Priority 2: Characterize both CNS and systemic immune responses in patients with brain tumors.

Protective (tumor-destructive) responses are poorly understood. Deleterious reactions are frequently generated by interactions between neoplastic cells and the immune system response apparatus. These interactions are capable of generating tumor growth factors, angiogenic factors, and immunosuppressive components.

Tumor-associated immunosuppression is little understood, yet clinicians must learn to control this mechanism and develop means of dealing with it. Helpful investigatory areas would include characterization of the underlying mechanisms, implications for the natural history of the tumor, and consequences of the immunosuppressive reaction for the immunotherapy of the tumor.

Priority 3: Consider the problems and challenges posed by patient and tumor heterogeneity.

Individual patients are heterogeneous, for both genetic (e.g., human leukocyte antigen) and epigenetic reasons, in their abilities to respond to immunotherapy. Tumors are heterogeneous with regard to antigen expression. Heterogeneity needs to be understood in each tumor so that as many as three or four individual molecular antigenic species may be targeted at one time. Target cells also display heterogeneity with regard to intracellular components that confer susceptibility to enzyme- or Fas-mediated programmed cell death.

RESOURCES NEEDED

• Brain Tumor Clinical Consortia for expediting chemotherapy and radiation therapy are funded by the National Cancer Institute (NCI) and are productive. Similar clinical consortia for immunotherapy, especially for Phase I and II trials, are needed to expedite and standardize approaches. There are enough institutions (five or six) ready to form the critical mass necessary for such consortia. Human trials are more important than animal studies. For example, cytokines are species specific, and human cytokines can be evaluated only in primate systems.

• Dedicated support from the National Institute of Neurological Disorders and Stroke (NINDS) to understand basic mechanisms of immune responses in the CNS is important for demyelinating and viral diseases as well as for brain tumors.

• The voluminous data from genomic differential displays have revealed many expressed genes in brain tumors not present in normal CNS. Before such findings can be used for immunotherapy, high-throughput screening must be developed and used to identify linear peptide T-cell and conformational antibody-targeted antigens. Workshops may be necessary for implementation.

• The NCI Rapid Access to Intervention Technology (RAID) program for biologics should be expanded to include NINDS investigators.

• Brain Tumor Immunotherapy Center Grants, Program Project Grants, and SPORES should be solicited by NCI and NINDS.

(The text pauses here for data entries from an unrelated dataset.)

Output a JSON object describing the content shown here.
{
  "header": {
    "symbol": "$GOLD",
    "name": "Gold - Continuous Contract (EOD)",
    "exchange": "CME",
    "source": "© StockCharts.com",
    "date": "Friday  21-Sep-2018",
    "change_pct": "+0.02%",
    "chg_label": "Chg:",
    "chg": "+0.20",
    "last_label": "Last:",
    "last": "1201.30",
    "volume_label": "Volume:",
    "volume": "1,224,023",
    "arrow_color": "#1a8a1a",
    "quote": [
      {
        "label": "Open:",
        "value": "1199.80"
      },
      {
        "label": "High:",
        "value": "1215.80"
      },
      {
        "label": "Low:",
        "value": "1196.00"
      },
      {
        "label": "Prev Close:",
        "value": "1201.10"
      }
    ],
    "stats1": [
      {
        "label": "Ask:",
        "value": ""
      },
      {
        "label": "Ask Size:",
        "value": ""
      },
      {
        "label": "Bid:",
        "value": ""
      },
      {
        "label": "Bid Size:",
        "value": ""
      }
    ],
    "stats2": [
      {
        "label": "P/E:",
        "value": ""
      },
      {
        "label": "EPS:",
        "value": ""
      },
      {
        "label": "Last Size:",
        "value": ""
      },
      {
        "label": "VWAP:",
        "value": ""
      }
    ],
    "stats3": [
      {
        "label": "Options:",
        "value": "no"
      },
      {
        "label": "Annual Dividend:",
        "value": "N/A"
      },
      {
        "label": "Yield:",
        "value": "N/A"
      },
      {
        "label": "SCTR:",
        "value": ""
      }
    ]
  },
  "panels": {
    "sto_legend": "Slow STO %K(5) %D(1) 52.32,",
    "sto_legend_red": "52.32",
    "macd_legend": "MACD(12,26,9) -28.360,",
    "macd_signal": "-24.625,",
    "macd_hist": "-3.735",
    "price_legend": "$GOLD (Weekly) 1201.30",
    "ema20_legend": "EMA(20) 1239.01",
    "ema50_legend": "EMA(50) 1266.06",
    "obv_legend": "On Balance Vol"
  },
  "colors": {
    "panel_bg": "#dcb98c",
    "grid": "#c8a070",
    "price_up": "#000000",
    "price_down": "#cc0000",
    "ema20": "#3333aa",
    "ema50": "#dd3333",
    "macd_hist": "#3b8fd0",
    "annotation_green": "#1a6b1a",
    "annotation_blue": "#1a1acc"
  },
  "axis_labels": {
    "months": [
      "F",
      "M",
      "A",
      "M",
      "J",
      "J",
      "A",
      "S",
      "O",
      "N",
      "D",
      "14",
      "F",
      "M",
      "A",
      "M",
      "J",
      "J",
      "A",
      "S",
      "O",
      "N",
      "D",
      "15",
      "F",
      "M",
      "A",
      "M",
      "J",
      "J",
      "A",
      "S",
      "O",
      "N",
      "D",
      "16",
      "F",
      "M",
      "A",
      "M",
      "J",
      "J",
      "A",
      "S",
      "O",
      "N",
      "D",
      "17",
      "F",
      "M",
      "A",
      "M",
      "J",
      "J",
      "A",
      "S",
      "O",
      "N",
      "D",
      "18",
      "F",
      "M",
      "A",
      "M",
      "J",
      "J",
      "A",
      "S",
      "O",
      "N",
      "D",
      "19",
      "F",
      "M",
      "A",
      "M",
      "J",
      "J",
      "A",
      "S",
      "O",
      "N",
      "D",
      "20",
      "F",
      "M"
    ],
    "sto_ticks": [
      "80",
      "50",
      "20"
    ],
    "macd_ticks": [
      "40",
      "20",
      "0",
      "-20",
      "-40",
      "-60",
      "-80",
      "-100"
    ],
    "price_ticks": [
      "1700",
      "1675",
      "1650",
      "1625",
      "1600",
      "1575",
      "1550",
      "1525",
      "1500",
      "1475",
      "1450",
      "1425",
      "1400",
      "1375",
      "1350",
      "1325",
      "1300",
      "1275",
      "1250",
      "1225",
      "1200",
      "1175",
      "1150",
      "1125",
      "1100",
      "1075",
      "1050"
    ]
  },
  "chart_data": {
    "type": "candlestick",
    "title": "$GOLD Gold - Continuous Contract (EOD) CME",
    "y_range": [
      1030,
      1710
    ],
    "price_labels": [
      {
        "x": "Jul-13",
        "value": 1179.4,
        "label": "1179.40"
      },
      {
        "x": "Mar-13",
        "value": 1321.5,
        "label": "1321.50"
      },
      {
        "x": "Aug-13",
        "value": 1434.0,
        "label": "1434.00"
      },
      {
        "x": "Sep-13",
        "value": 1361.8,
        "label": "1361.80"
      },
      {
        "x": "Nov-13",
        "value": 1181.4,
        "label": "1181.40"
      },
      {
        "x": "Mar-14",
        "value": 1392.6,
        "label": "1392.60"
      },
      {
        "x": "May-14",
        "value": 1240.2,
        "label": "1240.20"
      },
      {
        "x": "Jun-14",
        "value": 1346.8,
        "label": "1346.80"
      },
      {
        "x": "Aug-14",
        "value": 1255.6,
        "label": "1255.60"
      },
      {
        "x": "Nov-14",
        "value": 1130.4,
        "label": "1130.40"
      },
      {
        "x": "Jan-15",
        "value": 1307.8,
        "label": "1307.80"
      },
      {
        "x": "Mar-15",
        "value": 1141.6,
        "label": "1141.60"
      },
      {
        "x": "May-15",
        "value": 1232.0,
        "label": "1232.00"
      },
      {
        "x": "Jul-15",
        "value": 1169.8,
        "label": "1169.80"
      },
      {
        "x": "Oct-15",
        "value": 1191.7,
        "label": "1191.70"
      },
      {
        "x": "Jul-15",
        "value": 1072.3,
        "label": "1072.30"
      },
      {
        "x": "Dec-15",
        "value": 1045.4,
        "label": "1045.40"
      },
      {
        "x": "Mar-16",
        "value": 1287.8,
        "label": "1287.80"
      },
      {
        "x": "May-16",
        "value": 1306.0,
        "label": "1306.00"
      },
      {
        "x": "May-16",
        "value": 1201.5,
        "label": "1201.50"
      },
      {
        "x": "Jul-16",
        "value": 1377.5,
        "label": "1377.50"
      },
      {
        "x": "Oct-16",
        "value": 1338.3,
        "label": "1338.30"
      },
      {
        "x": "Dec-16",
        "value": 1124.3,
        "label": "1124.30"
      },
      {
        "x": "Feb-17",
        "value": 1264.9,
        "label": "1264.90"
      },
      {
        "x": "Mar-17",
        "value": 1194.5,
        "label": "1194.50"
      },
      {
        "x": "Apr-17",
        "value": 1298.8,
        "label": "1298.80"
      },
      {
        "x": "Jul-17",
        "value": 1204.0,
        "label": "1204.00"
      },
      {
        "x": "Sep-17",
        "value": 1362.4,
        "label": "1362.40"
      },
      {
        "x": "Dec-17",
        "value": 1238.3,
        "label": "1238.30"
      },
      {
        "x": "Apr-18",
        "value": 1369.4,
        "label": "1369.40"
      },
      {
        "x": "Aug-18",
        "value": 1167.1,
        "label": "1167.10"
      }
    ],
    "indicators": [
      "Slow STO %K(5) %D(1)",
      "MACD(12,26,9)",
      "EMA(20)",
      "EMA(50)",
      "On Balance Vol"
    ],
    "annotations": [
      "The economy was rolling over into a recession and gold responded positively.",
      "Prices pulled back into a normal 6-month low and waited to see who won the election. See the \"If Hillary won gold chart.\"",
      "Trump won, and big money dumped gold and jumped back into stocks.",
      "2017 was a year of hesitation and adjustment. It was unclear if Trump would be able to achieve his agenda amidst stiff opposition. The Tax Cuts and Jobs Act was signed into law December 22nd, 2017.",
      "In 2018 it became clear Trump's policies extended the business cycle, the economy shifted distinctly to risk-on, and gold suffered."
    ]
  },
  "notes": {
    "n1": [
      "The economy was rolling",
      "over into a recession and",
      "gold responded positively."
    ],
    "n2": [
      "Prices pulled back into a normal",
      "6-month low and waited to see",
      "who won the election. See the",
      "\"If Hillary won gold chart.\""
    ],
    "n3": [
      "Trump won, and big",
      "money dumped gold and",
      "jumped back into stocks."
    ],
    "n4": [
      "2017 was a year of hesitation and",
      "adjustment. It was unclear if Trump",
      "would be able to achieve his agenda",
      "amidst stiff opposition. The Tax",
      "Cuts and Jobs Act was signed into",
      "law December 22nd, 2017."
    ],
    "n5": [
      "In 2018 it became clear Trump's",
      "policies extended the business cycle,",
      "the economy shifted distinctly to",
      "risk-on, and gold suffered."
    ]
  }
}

• Centralized transgenic and scientific model shared resources are needed. An especially important animal need is the availability of double-deletion/double-transgenic mice with murine immunoglobulin genes replaced with human immunoglobulin genes. Such mice can be used for production of fully human monoclonal antibodies for repetitive administration to patients with brain tumors and other cancers.

• Clinical trial support mechanisms are needed to cover the cost of research activities, including immunological assays, scanning, and autopsies, not covered by third-party payers. The National Institute on Aging successfully worked with investigators and advocates in dementia to obtain funding for research autopsies. Advocates should encourage federal legislation to provide a payment mechanism for research autopsies.

• Accessible proteomic facilities are needed to provide molecular characterization of antigens now presented in unpurified, crude form, such as cell lysates.